Mavis glanced at his puffy silhouette; hunched over the wheel; a far cry from Damian.

“Why?”

“I used to spend hours on a desktop at work and rarely had a stiff neck. Not like now.”

“Maybe we should get a chair that allows you to adjust the height. The table may be too low.”

“Also the laptop screen is too close. I’d like to be sitting back more.” The red light changed and he gunned the accelerator as though he were racing the other drivers. Years ago, it used to irritate Mavis when he did this at lights; eventually, either he stopped it or she just stopped noticing it. After they bought this pickup, though, her irritation returned. It seemed ludicrous to her for a retired man to gun it when the signal turned green. Of course, within seconds, if the other drivers were younger men, they’d compete and make it a point to overtake him.

She looked at her childish partner and frowned. “I don’t think we have space for a larger computer. It’d be best to get a chair.”

“But then we’d have to worry about it rolling around while in transit.”

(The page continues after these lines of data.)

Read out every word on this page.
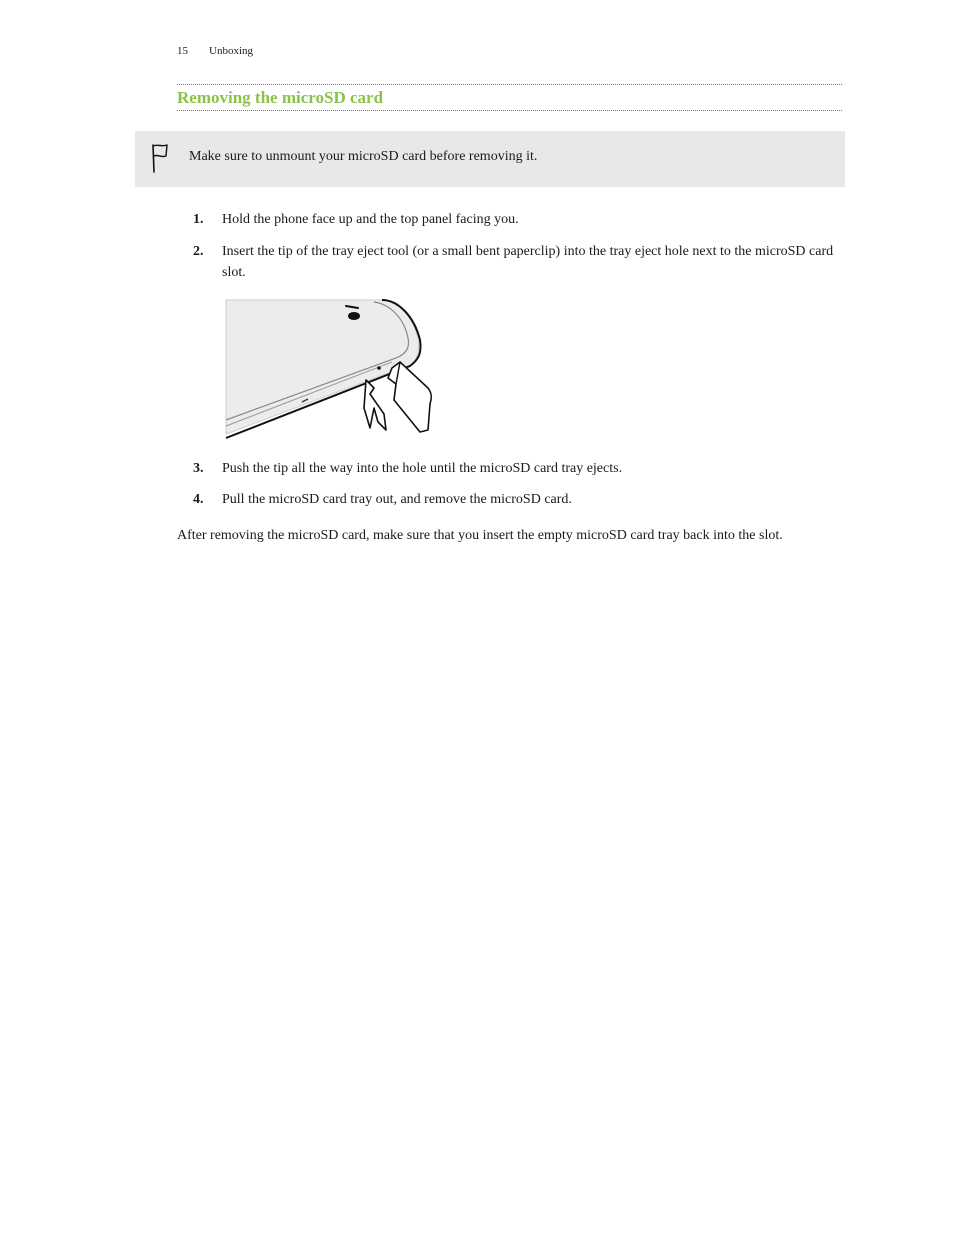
15 Unboxing
Removing the microSD card
Make sure to unmount your microSD card before removing it.
1. Hold the phone face up and the top panel facing you.
2. Insert the tip of the tray eject tool (or a small bent paperclip) into the tray eject hole next to the microSD card slot.
3. Push the tip all the way into the hole until the microSD card tray ejects.
4. Pull the microSD card tray out, and remove the microSD card.
After removing the microSD card, make sure that you insert the empty microSD card tray back into the slot.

“You probably just spend too much time on the computer.” She looked out the passenger window at the night scene of this unfamiliar town, which appeared like most others they had visited in the past couple of years: chain stores, boxlike architecture, and empty sidewalks (no doubt due to the American insistence of traveling by car).

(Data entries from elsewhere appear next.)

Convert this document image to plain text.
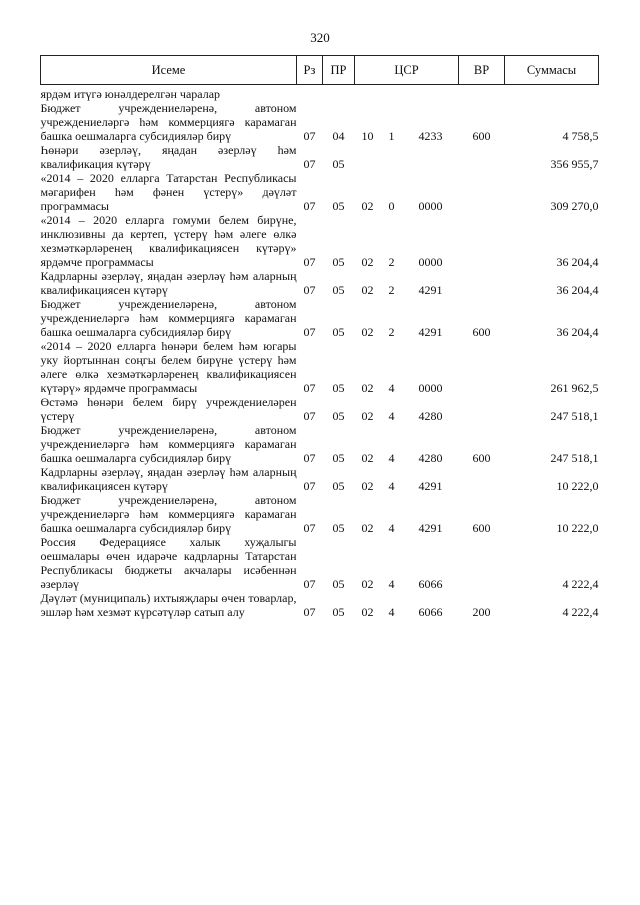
320
Исеме	Рз	ПР	ЦСР			ВР	Суммасы
ярдәм итүгә юнәлдерелгән чаралар							
Бюджет учреждениеләренә, автоном учреждениеләргә һәм коммерциягә карамаган башка оешмаларга субсидияләр бирү	07	04	10	1	4233	600	4 758,5
Һөнәри әзерләү, яңадан әзерләү һәм квалификация күтәрү	07	05					356 955,7
«2014 – 2020 елларга Татарстан Республикасы мәгарифен һәм фәнен үстерү» дәүләт программасы	07	05	02	0	0000		309 270,0
«2014 – 2020 елларга гомуми белем бирүне, инклюзивны да кертеп, үстерү һәм әлеге өлкә хезмәткәрләренең квалификациясен күтәрү» ярдәмче программасы	07	05	02	2	0000		36 204,4
Кадрларны әзерләү, яңадан әзерләү һәм аларның квалификациясен күтәрү	07	05	02	2	4291		36 204,4
Бюджет учреждениеләренә, автоном учреждениеләргә һәм коммерциягә карамаган башка оешмаларга субсидияләр бирү	07	05	02	2	4291	600	36 204,4
«2014 – 2020 елларга һөнәри белем һәм югары уку йортыннан соңгы белем бирүне үстерү һәм әлеге өлкә хезмәткәрләренең квалификациясен күтәрү» ярдәмче программасы	07	05	02	4	0000		261 962,5
Өстәмә һөнәри белем бирү учреждениеләрен үстерү	07	05	02	4	4280		247 518,1
Бюджет учреждениеләренә, автоном учреждениеләргә һәм коммерциягә карамаган башка оешмаларга субсидияләр бирү	07	05	02	4	4280	600	247 518,1
Кадрларны әзерләү, яңадан әзерләү һәм аларның квалификациясен күтәрү	07	05	02	4	4291		10 222,0
Бюджет учреждениеләренә, автоном учреждениеләргә һәм коммерциягә карамаган башка оешмаларга субсидияләр бирү	07	05	02	4	4291	600	10 222,0
Россия Федерациясе халык хуҗалыгы оешмалары өчен идарәче кадрларны Татарстан Республикасы бюджеты акчалары исәбеннән әзерләү	07	05	02	4	6066		4 222,4
Дәүләт (муниципаль) ихтыяҗлары өчен товарлар, эшләр һәм хезмәт күрсәтүләр сатып алу	07	05	02	4	6066	200	4 222,4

“Speak for yourself. If you aren’t working on one of your books, you’re glued to some SNS site.”

“You want us to make some money, right? Since I don’t have a juicy contract with one of the big publishers, I have to market my brand.”

“It’s the same with me darling; just paying the bills.”

“It’s certainly a strange way to do it, don’t you think: trolling message boards and trying to screw up other people?”

“Nah, nah, nah . . . they’re screwed up long before I ever get into the conversation. I’m just astroturfing the debate.”

“What a sock puppet.”

“Now Mavis, is that the way to talk to your lover boy? Oh, I forgot, your only lovers are those who pack a six pack. I guess a beer gut like mine is a far cry from the abs plastering the covers of romance novels; as pornographic as any skin mag, I’d say. Come to think of it, it’s illegal for men’s magazines to show exposed tits on the cover. How do your books get away with frontal nudes of men?”

“You’re just jealous.”

“You’re right darling, I am.”


Within minutes, they were back at the small RV campground where they had spent the past couple of weeks. It was reasonably cheap, it had the amenities they needed (dump station, LP gas and 50 amp electrical hookup), and it was on the outskirts of a farming community in central Indiana where George's troll supervisor forced him to attend a training session.

When they arrived, George discovered his supervisor was a classmate from high school. At first, it seemed implausible but not too improbable since they both fit the troll template: late middle-aged males with at least a moderate-level of education who found piece-meal work to be a suitable way to eke out a living; mid-level managers, journalists, technicians and computer engineers who were out to pasture before reaching the “golden years” of retirement; a cohort of skilled but frustrated individuals disposed to be manipulated by special interests with agendas.

When George began to promote Indiana as a great place to spend the fall, Mavis was a little suspicious since they were enjoying the sights and sounds of northern California - one of the loveliest spots in late September. Even so, she agreed and off they drove to Indiana; which, incidentally, turned out to be pleasant enough in the early autumn.